When CNBC announced that the number of workers filing new claims for unemployment benefits fell last week while private employers added new jobs in May, this was “further evidence [that] the labor market was improving.” In more muted fashion, the Associated Press called it a “slow-motion recovery,” but a recovery nevertheless.

Bank closures throughout the United States continue to be telling of the state of the economy. Friday witnessed the closing of three more banks in Florida and one in Nevada and California, totaling 78 failed banks in this year alone. 

According to the New York Times, “A growing number of the people whose homes are in foreclosure are refusing to slink away in shame.” They are just refusing to make their mortgage payments but continue to live in their home until the bank evicts them.
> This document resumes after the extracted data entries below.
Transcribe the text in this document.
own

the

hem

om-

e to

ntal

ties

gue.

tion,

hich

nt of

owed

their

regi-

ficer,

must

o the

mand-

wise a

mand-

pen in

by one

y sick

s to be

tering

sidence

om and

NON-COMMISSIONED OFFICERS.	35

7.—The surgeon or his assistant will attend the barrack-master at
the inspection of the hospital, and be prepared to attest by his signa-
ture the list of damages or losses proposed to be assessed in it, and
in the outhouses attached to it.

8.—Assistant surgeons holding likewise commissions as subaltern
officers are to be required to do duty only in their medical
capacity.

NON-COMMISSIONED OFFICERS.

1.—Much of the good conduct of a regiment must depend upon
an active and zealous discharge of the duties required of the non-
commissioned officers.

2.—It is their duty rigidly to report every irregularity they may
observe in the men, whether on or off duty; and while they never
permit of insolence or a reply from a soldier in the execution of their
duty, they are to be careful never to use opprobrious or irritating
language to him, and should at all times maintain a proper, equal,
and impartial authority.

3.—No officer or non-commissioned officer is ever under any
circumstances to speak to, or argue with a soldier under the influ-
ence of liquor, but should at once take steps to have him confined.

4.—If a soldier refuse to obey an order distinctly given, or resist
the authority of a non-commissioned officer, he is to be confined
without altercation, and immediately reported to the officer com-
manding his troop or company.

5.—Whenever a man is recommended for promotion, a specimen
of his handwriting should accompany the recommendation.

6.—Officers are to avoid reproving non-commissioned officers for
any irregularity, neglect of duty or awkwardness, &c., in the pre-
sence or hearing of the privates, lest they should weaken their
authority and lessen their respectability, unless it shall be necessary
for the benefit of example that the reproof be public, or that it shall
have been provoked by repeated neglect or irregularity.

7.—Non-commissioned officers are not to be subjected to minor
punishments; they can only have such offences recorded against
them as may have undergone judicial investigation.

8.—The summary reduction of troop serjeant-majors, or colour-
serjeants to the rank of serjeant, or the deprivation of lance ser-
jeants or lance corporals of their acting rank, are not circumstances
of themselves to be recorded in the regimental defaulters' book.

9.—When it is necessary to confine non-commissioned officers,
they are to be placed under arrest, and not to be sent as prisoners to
LPS Applied Analytics says the average borrower in foreclosure “has been delinquent for 438 days before actually being evicted.” This means that the homeowner essentially lives rent-free for nearly 15 months, and can use his mortgage payment to make other payments such as car loans and credit cards.

The Obama administration is pushing for a second “stimulus” package as the amount of money flowing in the U.S. economy contracts at a pace not seen since the Great Depression, according to international news reports.

After six straight months of gains in consumer spending the April numbers showed no change from March, according to the Commerce Department. This was a surprise to some who have been tracking such things as the University of Michigan’s index of consumer confidence (higher), consumers’ expectations on the economy over the next 12 months (higher), moderate real job creation (higher), savings rate (higher) and manufacturing activity (higher).